Israeli-Palestinian Conflict Raises Concerns for Indian Exporters
The ongoing Israel-Palestine conflict may lead to increased insurance premiums and shipping costs for Indian exporters, raising concerns within the international trade community. While experts believe that the conflict is unlikely to significantly impact trade volumes, it could affect the profitability of domestic exporters, particularly if the conflict escalates further.
Over the weekend, Israel experienced an unexpected and unprecedented multifront attack by the Hamas militant group, which governs the Gaza Strip, involving air, land, and sea offensives in its southern regions.
Global Trade Research Initiative (GTRI), a think tank specializing in international trade, warned that Indian merchandise exporters might face higher insurance premiums and shipping expenses due to the conflict. They suggested that India’s Export Credit Guarantee Corporation (ECGC) might impose higher risk premiums on Indian firms engaged in exports to Israel. ECGC, wholly owned by the Indian government, was established in 1957 to promote exports by providing credit risk insurance and related services.

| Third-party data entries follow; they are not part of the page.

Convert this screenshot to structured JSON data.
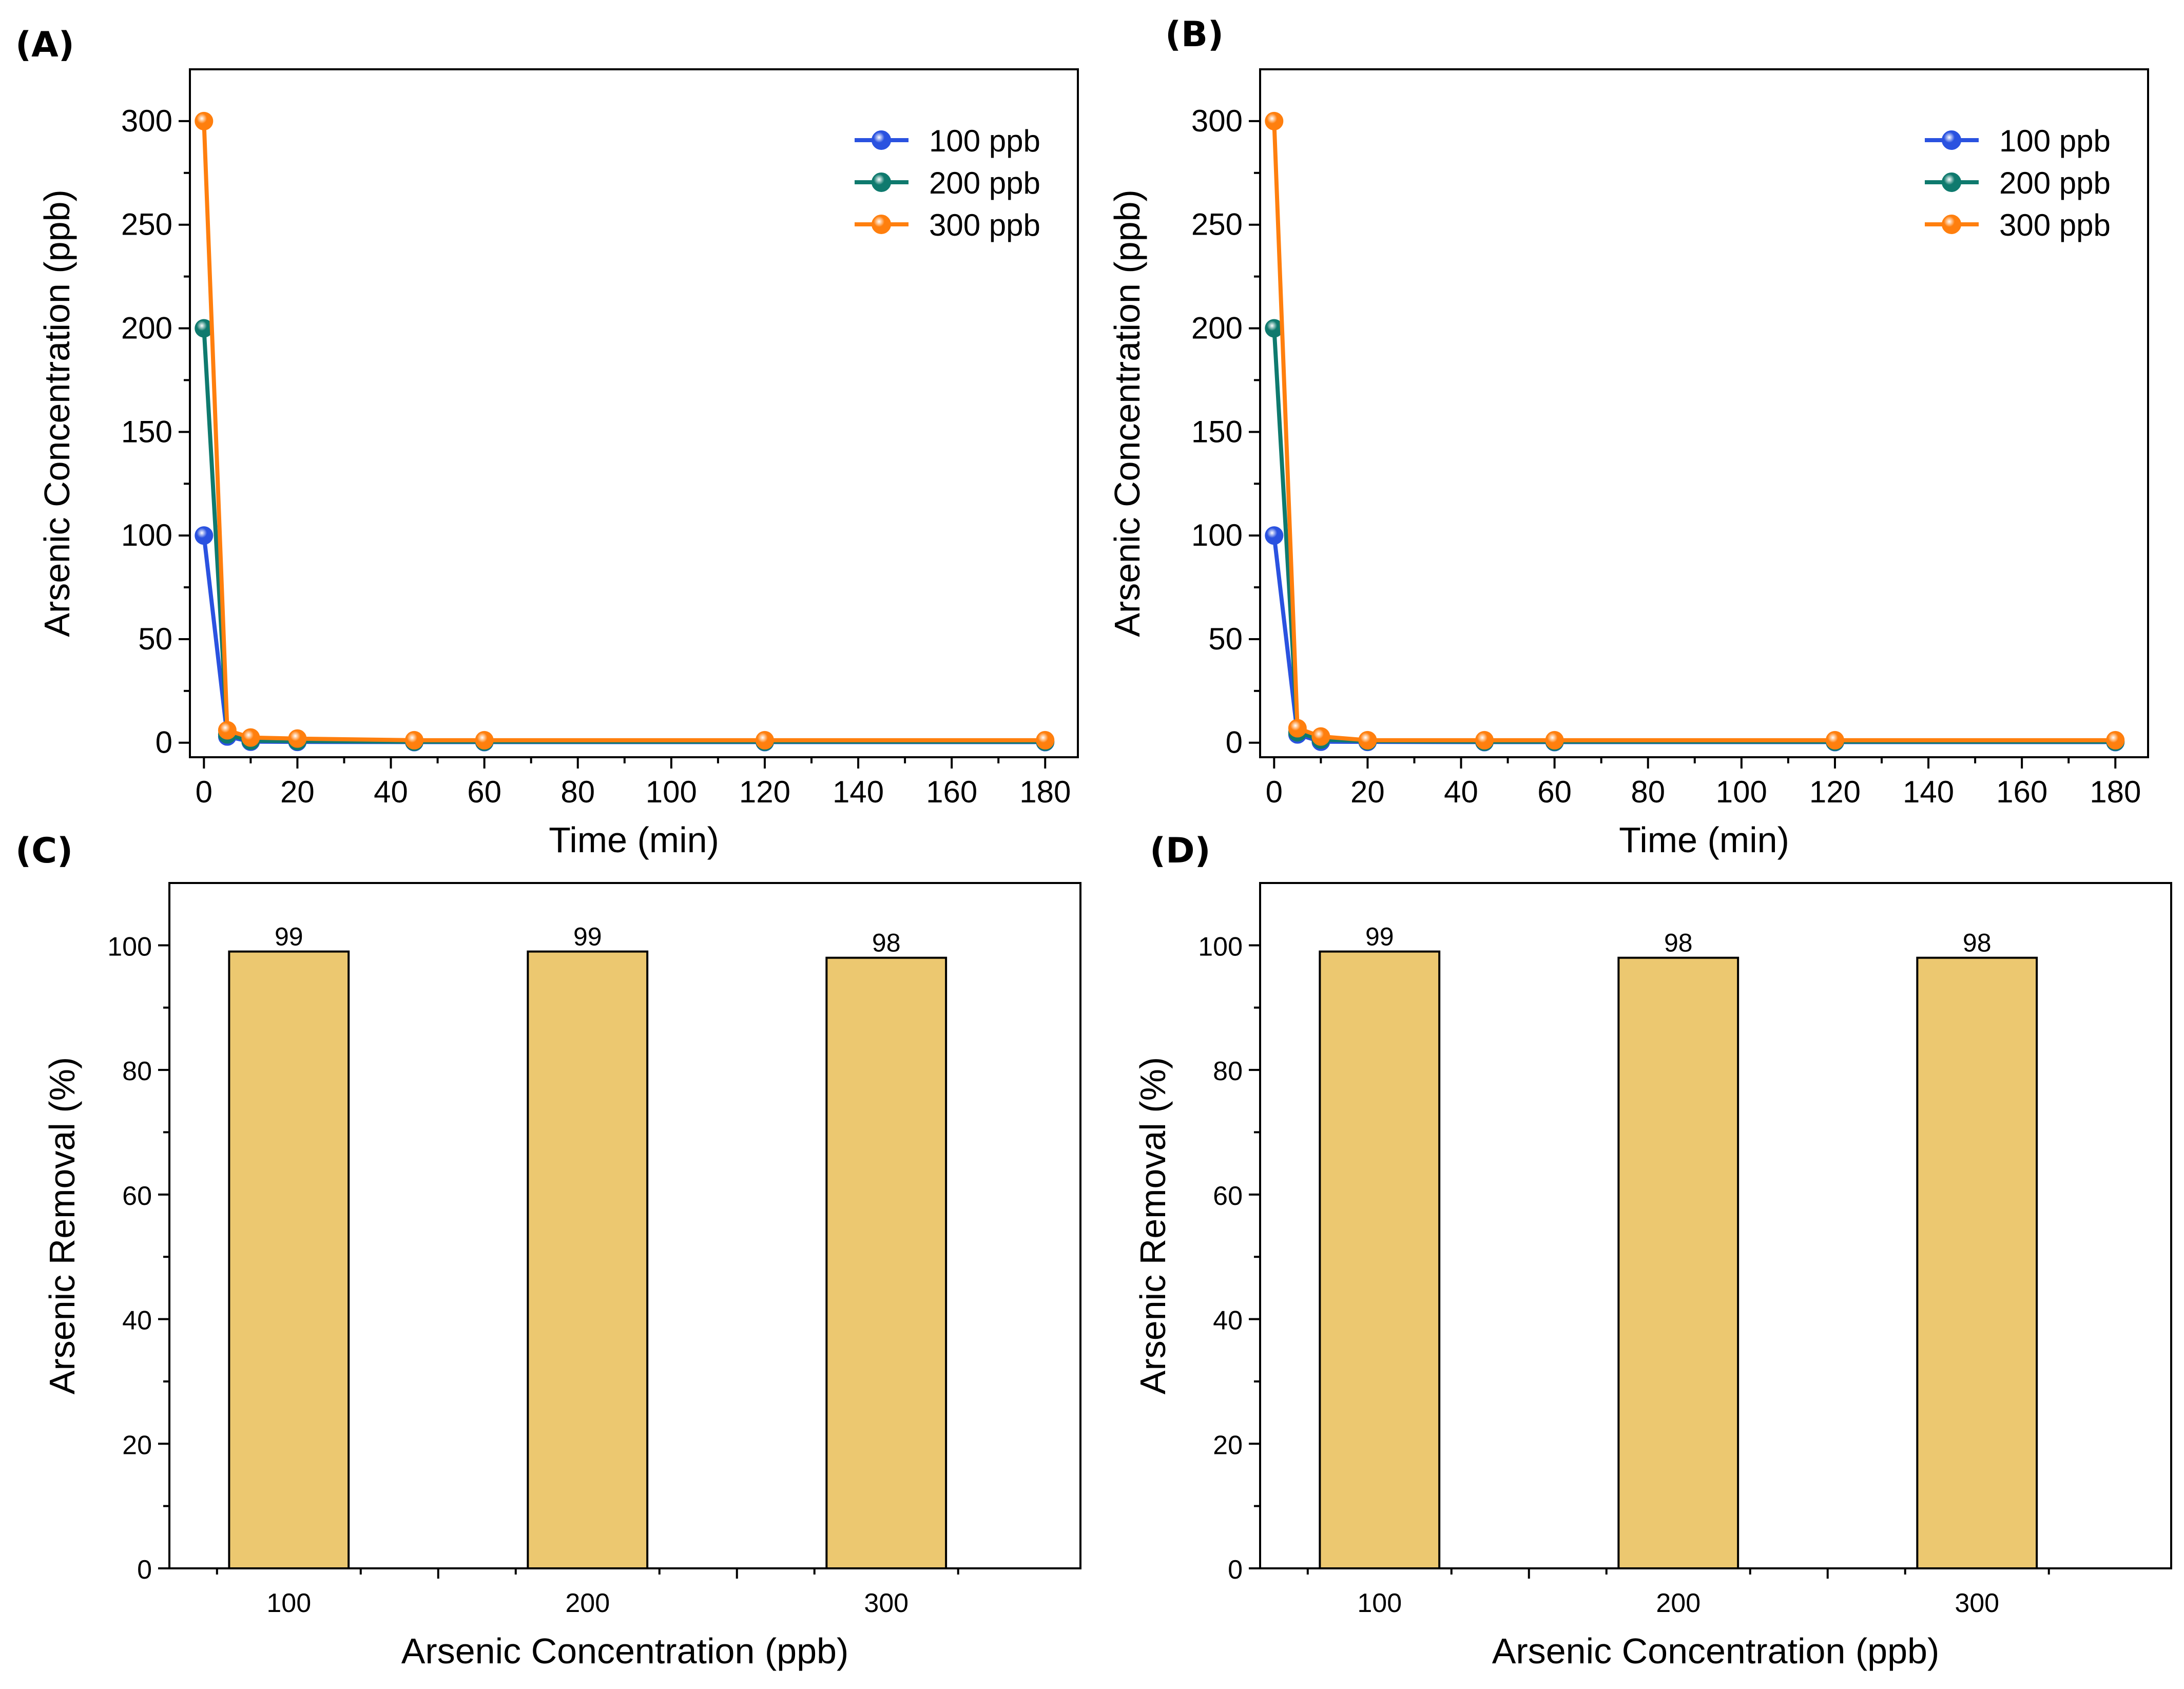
{
  "chart_data": [
    {
      "panel": "(A)",
      "type": "line",
      "xlabel": "Time (min)",
      "ylabel": "Arsenic Concentration (ppb)",
      "xlim": [
        -3,
        187
      ],
      "ylim": [
        -7,
        325
      ],
      "xticks": [
        0,
        20,
        40,
        60,
        80,
        100,
        120,
        140,
        160,
        180
      ],
      "yticks": [
        0,
        50,
        100,
        150,
        200,
        250,
        300
      ],
      "x": [
        0,
        5,
        10,
        20,
        45,
        60,
        120,
        180
      ],
      "legend_position": "top-right",
      "series": [
        {
          "name": "100 ppb",
          "color": "#2a52e0",
          "values": [
            100,
            3,
            0.5,
            0.4,
            0.3,
            0.3,
            0.3,
            0.3
          ]
        },
        {
          "name": "200 ppb",
          "color": "#0f7a6e",
          "values": [
            200,
            4,
            1,
            0.8,
            0.5,
            0.5,
            0.5,
            0.5
          ]
        },
        {
          "name": "300 ppb",
          "color": "#ff7f0e",
          "values": [
            300,
            6,
            2.5,
            2,
            1.2,
            1.2,
            1.2,
            1.2
          ]
        }
      ]
    },
    {
      "panel": "(B)",
      "type": "line",
      "xlabel": "Time (min)",
      "ylabel": "Arsenic Concentration (ppb)",
      "xlim": [
        -3,
        187
      ],
      "ylim": [
        -7,
        325
      ],
      "xticks": [
        0,
        20,
        40,
        60,
        80,
        100,
        120,
        140,
        160,
        180
      ],
      "yticks": [
        0,
        50,
        100,
        150,
        200,
        250,
        300
      ],
      "x": [
        0,
        5,
        10,
        20,
        45,
        60,
        120,
        180
      ],
      "legend_position": "top-right",
      "series": [
        {
          "name": "100 ppb",
          "color": "#2a52e0",
          "values": [
            100,
            4,
            0.5,
            0.4,
            0.3,
            0.3,
            0.3,
            0.3
          ]
        },
        {
          "name": "200 ppb",
          "color": "#0f7a6e",
          "values": [
            200,
            5,
            1.5,
            0.8,
            0.5,
            0.5,
            0.5,
            0.5
          ]
        },
        {
          "name": "300 ppb",
          "color": "#ff7f0e",
          "values": [
            300,
            7,
            3,
            1.2,
            1.2,
            1.2,
            1.2,
            1.2
          ]
        }
      ]
    },
    {
      "panel": "(C)",
      "type": "bar",
      "xlabel": "Arsenic Concentration (ppb)",
      "ylabel": "Arsenic Removal (%)",
      "ylim": [
        0,
        110
      ],
      "yticks": [
        0,
        20,
        40,
        60,
        80,
        100
      ],
      "categories": [
        "100",
        "200",
        "300"
      ],
      "values": [
        99,
        99,
        98
      ],
      "data_labels": [
        "99",
        "99",
        "98"
      ],
      "bar_color": "#ecc870"
    },
    {
      "panel": "(D)",
      "type": "bar",
      "xlabel": "Arsenic Concentration (ppb)",
      "ylabel": "Arsenic Removal (%)",
      "ylim": [
        0,
        110
      ],
      "yticks": [
        0,
        20,
        40,
        60,
        80,
        100
      ],
      "categories": [
        "100",
        "200",
        "300"
      ],
      "values": [
        99,
        98,
        98
      ],
      "data_labels": [
        "99",
        "98",
        "98"
      ],
      "bar_color": "#ecc870"
    }
  ]
}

Sharad Kumar Saraf, the founder chairman of Technocraft Industries India, a Mumbai-based exporter, acknowledged that the conflict could have a short-term impact on Indian exporters. However, he expressed concerns that if the conflict were to escalate, it could worsen the situation for exporters in the region.
Ajay Srivastava, co-founder of GTRI, emphasized that the trade could face serious disruption if operations at Israel’s three largest ports—Haifa, Ashdod, and Eilat—were affected. These ports handle a wide range of shipments, including agricultural products, chemicals, electronics, machinery, and vehicles. Eilat port, situated on the Red Sea, serves as a significant gateway for India’s merchandise trade with Israel. Fortunately, there have been no reports of port disruptions so far. Srivastava noted that the real impact on trade would depend on the duration and intensity of the conflict.
In the fiscal year 2022-2023, India’s merchandise and services trade with Israel is estimated to reach USD 12 billion. Merchandise exports from India to Israel during this period amounted to USD 8.4 billion, with imports from Israel totaling USD 2.3 billion, resulting in a merchandise trade surplus of USD 6.1 billion. Key exports from India to Israel include diesel, polished diamonds, electronics, telecom components, potassium chloride, and herbicides. In addition to merchandise trade, both countries engage in extensive IT services trade, collaborate in agriculture, water technology, and renewable energy research, and are exploring a free trade agreement.
The article also highlighted the significant bilateral ties between India and Israel in tourism, medical innovation, and investments. Indian hospitals import medical equipment and technology from Israel, while Israeli firms invest in Indian healthcare startups. Both nations maintain a robust presence of businesses, including Sun Pharma, Tata Consultancy Services, Wipro, Tech Mahindra, State Bank of India, Larsen & Toubro, and Infosys in Israel. Israeli companies have also made substantial investments in India, particularly in renewable energy, real estate, water technologies, and research and development centers.
Between April 2000 and June 2023, Israeli companies have invested USD 286 million in India, highlighting the growing economic partnership between the two countries.